Design and performance of an electrothermal MEMS microengine capable of bi-directional motion

Abstract

Several microactuator technologies have been investigated for positioning individual elements in large-scale microelectromechanical systems (MEMS). Electrostatic, magnetostatic, piezoelectric and thermal expansion represent the most common modes of microactuator operation. This research focuses on the design and comparative performance evaluation of asymmetrical electrothermal actuators. The motivation is to present a unified description of the behavior of the electrothermal actuator so that it can be adapted to a variety of microsensor and microactuator applications. The MEMS polysilicon surface micromachined electrothermal actuator uses resistive (Joule) heating to generate thermal expansion and movement. In the traditional asymmetrical electrothermal actuator design, the single-hot arm is narrower than the cold arm, and thus, the electrical resistance of the hot arm is greater. When an electrical current passes through the device (both the hot and cold arms), the hot arm is heated to a higher temperature than the cold arm. This temperature differential causes the hot arm to expand along its length, thus forcing the tip of the device to rotate about the flexure. Another variant of the asymmetrical design features a double-hot arm arrangement that eliminates the parasitic electrical resistance of the cold arm.

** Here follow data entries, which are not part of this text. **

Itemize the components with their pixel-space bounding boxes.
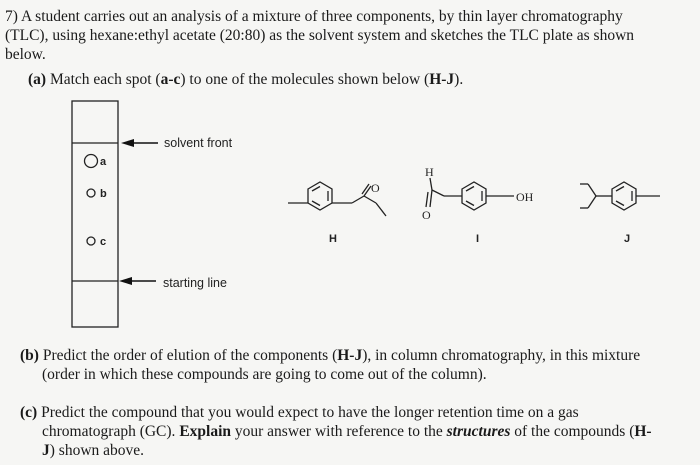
part-b-label: (b) bbox=[20, 347, 39, 364]
part-c-structures: structures bbox=[446, 423, 511, 440]
part-a-text-after: ). bbox=[454, 71, 464, 88]
molecule-j bbox=[580, 182, 660, 210]
molecule-h-atom-o: O bbox=[371, 181, 380, 195]
part-c-line-2 bbox=[20, 422, 698, 441]
spot-c bbox=[85, 155, 98, 168]
solvent-front-arrow-head bbox=[121, 139, 134, 147]
solvent-front-label: solvent front bbox=[164, 136, 233, 150]
spot-b-label: b bbox=[100, 188, 107, 200]
molecule-h-label: H bbox=[329, 233, 337, 245]
starting-line-label: starting line bbox=[163, 276, 227, 290]
part-a-spots-ref: a-c bbox=[160, 71, 181, 88]
part-b-ref: H-J bbox=[337, 347, 363, 364]
part-b-line1-after: ), in column chromatography, in this mixture bbox=[362, 347, 641, 364]
intro-text-1: A student carries out an analysis of a mixture of three components, by thin layer chromatography bbox=[20, 8, 623, 25]
tlc-plate bbox=[72, 101, 118, 327]
part-c-ref-part1: H- bbox=[634, 423, 652, 440]
part-c-line2-before: chromatograph (GC). bbox=[42, 423, 180, 440]
part-c-ref-part2: J bbox=[42, 442, 50, 459]
part-a-text-before: Match each spot ( bbox=[49, 71, 161, 88]
part-c-label: (c) bbox=[20, 404, 38, 421]
spot-b bbox=[87, 189, 95, 197]
part-c-line-1 bbox=[20, 403, 698, 422]
question-number: 7) bbox=[5, 8, 18, 25]
part-c-line3-after: ) shown above. bbox=[49, 442, 145, 459]
spot-a-label: c bbox=[100, 236, 107, 248]
part-b-prompt bbox=[20, 346, 695, 384]
part-a-label: (a) bbox=[28, 71, 47, 88]
part-b-line1-before: Predict the order of elution of the components ( bbox=[42, 347, 338, 364]
molecule-i-atom-h: H bbox=[425, 165, 434, 179]
intro-line-3: below. bbox=[5, 46, 46, 63]
spot-c-label: a bbox=[100, 156, 107, 168]
part-a-molecules-ref: H-J bbox=[429, 71, 455, 88]
molecule-i bbox=[426, 178, 514, 210]
molecule-i-label: I bbox=[476, 233, 480, 245]
part-c-line1: Predict the compound that you would expect to have the longer retention time on a gas bbox=[41, 404, 579, 421]
part-c-line2-after: of the compounds ( bbox=[510, 423, 635, 440]
molecule-j-label: J bbox=[624, 233, 631, 245]
molecule-i-atom-o: O bbox=[422, 208, 431, 222]
part-c-explain: Explain bbox=[179, 423, 232, 440]
part-a-text-middle: ) to one of the molecules shown below ( bbox=[180, 71, 430, 88]
part-c-line-3 bbox=[20, 441, 698, 460]
part-c-line2-middle: your answer with reference to the bbox=[231, 423, 447, 440]
part-b-line-2: (order in which these compounds are going to come out of the column). bbox=[42, 366, 487, 383]
intro-line-2: (TLC), using hexane:ethyl acetate (20:80) as the solvent system and sketches the TLC plate as shown bbox=[5, 27, 635, 44]
spot-a bbox=[87, 237, 95, 245]
starting-line-arrow-head bbox=[119, 277, 132, 285]
part-c-prompt bbox=[20, 403, 698, 460]
part-b-line-1 bbox=[20, 346, 695, 365]
molecule-i-atom-oh: OH bbox=[516, 190, 534, 204]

Furthermore, the second hot arm improves electromechanical efficiency by providing a return current conductor that is also mechanically active. In this design, the rotating cold arm can have a narrower flexure compared to the flexure in the traditional single-hot arm device because it no longer needs to conduct an electrical current. The narrower flexure results in an improvement in mechanical efficiency. This research compares the tip deflection performance of the asymmetrical single- and double-hot arm electrothermal actuator designs. Deflection measurements of both actuator designs as a function of arm length and applied electrical power are presented. As a practical application of the electrothermal actuator, the recent realization of a MEMS microengine is described, and evidence of its bi-directional motion is presented. The electrothermal actuator and microengine designs were accomplished with the MEMSPro ® CAD software program, and they were fabricated using the MEMSCAP Integrated Microsystems Multi-User Microelectromechanical Systems (MEMS) Process ® (MUMPs) foundry.